Mittwoch, 16. Mai 2007

Junge, Mädchen, Frauen

Man kann ja über das Zeitalter der technischen Reproduzierbarkeit denken was man will, aber ich bin schon ganz froh, dass es die Fotografie gibt. Jetzt mal abgesehen von den unzähligen, hochqualitativen, künstlerisch anspruchsvollen Abbildungen von jungen Menschen in eindeutigen Posen; sie trägt vor allem zur Aufklärung von bestimmten Situationen bei.

Wenn in einer großen, deutschen Zeitschrift für Twens und aufwärts, die sich nach dem zweitleichtesten Edelgas benannt hat, in einer Doppelkolumne die Rede von Frauen ist, die den männlichen Autor anmachen und nach seiner Telefonnummer fragen und darüber ein Foto des besagten Texters abgebildet ist, dann kann man davon ausgehen, dass es sich um Mädchen handelt.

Denn, ganz im Ernst, der abgebildete junge „Mann“ sieht aus, wie die unsportliche Version von Günter Netzer in seiner Zeit bei Mönchengladbach (um ’66).
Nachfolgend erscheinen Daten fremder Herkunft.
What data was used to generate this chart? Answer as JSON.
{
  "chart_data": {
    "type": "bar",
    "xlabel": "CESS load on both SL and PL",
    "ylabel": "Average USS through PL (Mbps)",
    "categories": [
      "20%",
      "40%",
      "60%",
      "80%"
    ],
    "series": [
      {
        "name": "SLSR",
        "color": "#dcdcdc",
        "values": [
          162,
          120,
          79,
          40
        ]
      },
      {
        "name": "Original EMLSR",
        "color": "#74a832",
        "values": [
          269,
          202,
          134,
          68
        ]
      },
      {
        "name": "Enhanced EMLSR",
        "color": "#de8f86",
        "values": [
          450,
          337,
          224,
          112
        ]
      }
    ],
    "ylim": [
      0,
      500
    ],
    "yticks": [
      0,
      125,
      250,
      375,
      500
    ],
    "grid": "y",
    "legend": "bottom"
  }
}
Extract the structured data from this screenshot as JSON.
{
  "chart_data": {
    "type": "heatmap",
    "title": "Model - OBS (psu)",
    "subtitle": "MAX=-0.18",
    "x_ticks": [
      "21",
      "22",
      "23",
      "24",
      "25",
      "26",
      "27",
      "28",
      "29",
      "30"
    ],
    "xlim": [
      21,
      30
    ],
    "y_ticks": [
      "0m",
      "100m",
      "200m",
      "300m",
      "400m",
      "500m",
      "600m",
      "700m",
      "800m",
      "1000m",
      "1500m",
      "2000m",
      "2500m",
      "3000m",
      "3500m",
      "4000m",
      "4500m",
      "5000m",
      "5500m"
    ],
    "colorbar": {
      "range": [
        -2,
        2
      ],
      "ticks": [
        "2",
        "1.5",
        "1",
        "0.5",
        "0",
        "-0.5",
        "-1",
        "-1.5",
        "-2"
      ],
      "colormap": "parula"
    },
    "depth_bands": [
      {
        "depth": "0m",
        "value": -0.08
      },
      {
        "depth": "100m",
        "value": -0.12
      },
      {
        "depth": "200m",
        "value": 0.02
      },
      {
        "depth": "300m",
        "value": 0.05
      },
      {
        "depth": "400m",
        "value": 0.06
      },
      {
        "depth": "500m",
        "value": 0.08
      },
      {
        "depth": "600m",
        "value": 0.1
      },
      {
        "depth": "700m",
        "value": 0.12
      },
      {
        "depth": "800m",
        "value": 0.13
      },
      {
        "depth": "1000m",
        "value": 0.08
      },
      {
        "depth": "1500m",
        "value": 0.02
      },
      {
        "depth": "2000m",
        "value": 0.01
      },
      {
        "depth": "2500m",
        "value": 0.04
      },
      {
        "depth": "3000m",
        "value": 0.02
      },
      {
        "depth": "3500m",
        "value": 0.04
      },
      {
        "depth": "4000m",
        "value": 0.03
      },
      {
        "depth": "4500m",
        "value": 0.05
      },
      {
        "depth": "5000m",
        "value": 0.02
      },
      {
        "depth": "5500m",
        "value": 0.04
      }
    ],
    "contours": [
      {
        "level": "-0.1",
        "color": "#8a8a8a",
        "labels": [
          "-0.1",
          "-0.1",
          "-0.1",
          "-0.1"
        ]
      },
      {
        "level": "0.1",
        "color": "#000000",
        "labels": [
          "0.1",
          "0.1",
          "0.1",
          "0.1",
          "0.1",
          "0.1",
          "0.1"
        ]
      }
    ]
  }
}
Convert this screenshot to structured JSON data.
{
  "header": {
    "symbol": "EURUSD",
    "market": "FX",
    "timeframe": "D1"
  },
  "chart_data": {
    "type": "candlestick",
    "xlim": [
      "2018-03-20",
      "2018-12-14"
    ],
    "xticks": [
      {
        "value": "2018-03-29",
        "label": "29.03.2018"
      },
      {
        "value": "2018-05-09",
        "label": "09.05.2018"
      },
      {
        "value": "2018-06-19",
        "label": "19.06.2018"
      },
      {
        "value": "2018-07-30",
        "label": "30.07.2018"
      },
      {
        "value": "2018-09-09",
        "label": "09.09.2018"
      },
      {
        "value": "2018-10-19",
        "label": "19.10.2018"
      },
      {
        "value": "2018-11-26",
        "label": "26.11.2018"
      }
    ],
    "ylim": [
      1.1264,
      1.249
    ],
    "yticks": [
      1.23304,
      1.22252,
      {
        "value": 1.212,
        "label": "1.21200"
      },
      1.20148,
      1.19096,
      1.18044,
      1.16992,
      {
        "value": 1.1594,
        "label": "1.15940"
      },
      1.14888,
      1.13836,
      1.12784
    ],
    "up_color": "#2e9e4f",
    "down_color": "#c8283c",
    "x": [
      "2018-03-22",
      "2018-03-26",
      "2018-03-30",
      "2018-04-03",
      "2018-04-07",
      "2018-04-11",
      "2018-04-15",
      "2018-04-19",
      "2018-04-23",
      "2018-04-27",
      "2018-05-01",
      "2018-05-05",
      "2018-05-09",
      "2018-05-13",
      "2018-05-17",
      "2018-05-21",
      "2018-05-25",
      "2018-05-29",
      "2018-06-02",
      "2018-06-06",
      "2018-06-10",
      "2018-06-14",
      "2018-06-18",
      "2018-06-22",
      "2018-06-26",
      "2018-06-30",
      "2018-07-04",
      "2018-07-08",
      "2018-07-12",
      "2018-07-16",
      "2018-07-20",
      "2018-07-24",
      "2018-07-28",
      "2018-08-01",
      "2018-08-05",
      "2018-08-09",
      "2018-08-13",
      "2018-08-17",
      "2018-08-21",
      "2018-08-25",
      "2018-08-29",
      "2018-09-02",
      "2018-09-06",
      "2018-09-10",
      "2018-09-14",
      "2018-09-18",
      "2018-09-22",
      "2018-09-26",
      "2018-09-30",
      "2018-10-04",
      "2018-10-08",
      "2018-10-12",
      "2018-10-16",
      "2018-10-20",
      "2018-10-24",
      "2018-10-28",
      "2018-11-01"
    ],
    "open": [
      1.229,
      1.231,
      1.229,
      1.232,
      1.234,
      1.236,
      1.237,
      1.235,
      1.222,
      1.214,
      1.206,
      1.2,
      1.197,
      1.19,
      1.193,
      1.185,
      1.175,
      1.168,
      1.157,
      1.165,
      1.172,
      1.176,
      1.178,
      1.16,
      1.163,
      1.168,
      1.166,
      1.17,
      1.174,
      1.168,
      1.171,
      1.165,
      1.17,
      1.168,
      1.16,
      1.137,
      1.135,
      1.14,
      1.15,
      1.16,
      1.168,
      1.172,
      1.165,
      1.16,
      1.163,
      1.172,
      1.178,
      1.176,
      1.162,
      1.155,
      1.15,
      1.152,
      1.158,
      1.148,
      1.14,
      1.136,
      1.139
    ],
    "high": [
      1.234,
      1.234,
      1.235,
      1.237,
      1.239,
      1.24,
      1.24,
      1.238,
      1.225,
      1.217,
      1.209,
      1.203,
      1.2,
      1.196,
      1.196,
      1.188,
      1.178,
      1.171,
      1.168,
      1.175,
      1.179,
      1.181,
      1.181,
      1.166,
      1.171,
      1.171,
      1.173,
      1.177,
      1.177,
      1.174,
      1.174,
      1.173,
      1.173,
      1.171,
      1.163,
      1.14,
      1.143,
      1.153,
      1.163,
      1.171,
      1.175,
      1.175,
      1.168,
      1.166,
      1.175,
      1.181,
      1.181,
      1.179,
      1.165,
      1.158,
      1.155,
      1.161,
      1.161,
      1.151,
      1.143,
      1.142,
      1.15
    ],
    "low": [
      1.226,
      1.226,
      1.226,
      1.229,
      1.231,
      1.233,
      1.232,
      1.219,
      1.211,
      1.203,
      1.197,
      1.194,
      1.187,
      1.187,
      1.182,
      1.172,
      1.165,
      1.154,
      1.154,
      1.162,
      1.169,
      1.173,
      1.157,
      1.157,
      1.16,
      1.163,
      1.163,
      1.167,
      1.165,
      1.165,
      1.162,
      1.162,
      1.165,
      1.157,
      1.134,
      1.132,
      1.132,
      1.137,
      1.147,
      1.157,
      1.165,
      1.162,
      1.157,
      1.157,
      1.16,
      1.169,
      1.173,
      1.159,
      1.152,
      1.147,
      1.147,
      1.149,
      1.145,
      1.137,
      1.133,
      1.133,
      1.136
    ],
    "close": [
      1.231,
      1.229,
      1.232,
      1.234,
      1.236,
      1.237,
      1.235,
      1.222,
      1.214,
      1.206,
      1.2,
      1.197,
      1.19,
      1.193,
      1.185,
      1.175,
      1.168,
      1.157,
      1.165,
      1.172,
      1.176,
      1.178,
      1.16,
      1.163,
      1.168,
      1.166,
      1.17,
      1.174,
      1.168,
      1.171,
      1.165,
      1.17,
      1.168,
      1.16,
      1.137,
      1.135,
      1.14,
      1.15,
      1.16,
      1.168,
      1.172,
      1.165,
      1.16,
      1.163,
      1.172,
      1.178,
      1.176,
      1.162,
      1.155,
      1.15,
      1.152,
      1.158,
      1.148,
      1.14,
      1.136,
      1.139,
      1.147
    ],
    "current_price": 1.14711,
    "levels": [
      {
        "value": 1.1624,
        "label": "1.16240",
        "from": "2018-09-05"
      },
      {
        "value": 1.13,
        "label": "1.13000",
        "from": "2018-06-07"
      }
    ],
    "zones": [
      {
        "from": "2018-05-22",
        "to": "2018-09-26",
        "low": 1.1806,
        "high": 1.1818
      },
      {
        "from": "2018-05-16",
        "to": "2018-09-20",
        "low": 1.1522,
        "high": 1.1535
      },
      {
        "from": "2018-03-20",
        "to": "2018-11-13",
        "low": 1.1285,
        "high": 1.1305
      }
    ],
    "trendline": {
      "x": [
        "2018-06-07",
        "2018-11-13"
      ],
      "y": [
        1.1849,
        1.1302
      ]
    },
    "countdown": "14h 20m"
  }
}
Zwanzigjährige Jungs, die ihre Freundinnen als Frauen bezeichnen, haben ihr entweder ein bis drei Kinder gemacht, ordentlichen Bizeps, einen Bartwuchs wie Salman Rushdie oder einen mächtigen Lümmel in der Hose. Aber kleine Studentinnen, die Xavier Naidoo-Texte mitsingen können, ihr Studium von den lieben Eltern finanziert kriegen oder wissen wie man Schiller richtig zitiert, die sind beim besten Willen keine Frauen.

Und das ist auch absolut OK so! Ich mag kleine Studentinnen. Ich habe keinen drei Kindern das Leben geschenkt, mein Bizeps ist nicht der prächtigste und was den Rest angeht: ich habe einen ganz ordentlichen Bartwuchs. Aber der Mann, der seine Telefonnummer an große, hübsche Frauen verteilt, der bin ich vielleicht in den Augen des achtjährigen Kindes, das mit seiner Mama in der Schlange am Bus steht und sie fragt warum der bärtige Kerl sich immer vordrängelt. Sonst bin ich eher der Junge oder der Typ oder einfach „Der“, der sich bei Mädels oder Miezen oder von mir aus „Ladys“ seine Bestätigung holt.

Ergo: Niemals auf dicke Hose schreiben, wenn über dem Artikel ein Portrait zu sehen ist, wie du mit hängenden Schultern in dein T-Shirt gepresst dein Knabengesicht in die Kamera hältst.

3 Kommentare:

Anonym hat gesagt…

Sehr schön geschrieben :D Ich werd mir unbedingt dieses Bild ansehen müssen!!!

Anonym hat gesagt…

das mit dem lümmel würd' ich gerne noch genauer wissen…

lizzz hat gesagt…

Wo ist das Bild von dem? Den will ich kennenlernen. Ernsthaft jetzt: könnte man nicht, in einem nachsichtigen Moment, den Willen des besagten Texters zu einer gewissen beziehungsmäßig angestrebten Ernsthaftigkeit hervorheben? Er nennt seine biersaufenden Erstsemester-Schlampen "Frauen"...das ist doch irgendwie süß. So a la "Ich bin jetzt bereit für was Festes und nenne deshalb meine Mädchen ab jetzt "Frauen". Könnt Ihr mir folgen?

Schlecht allerdings: sich selbst darüber auslassen, wie man Telefonnnummern zugesteckt bekommt. Schlechter Stil, das. Doch nicht kennenlernen.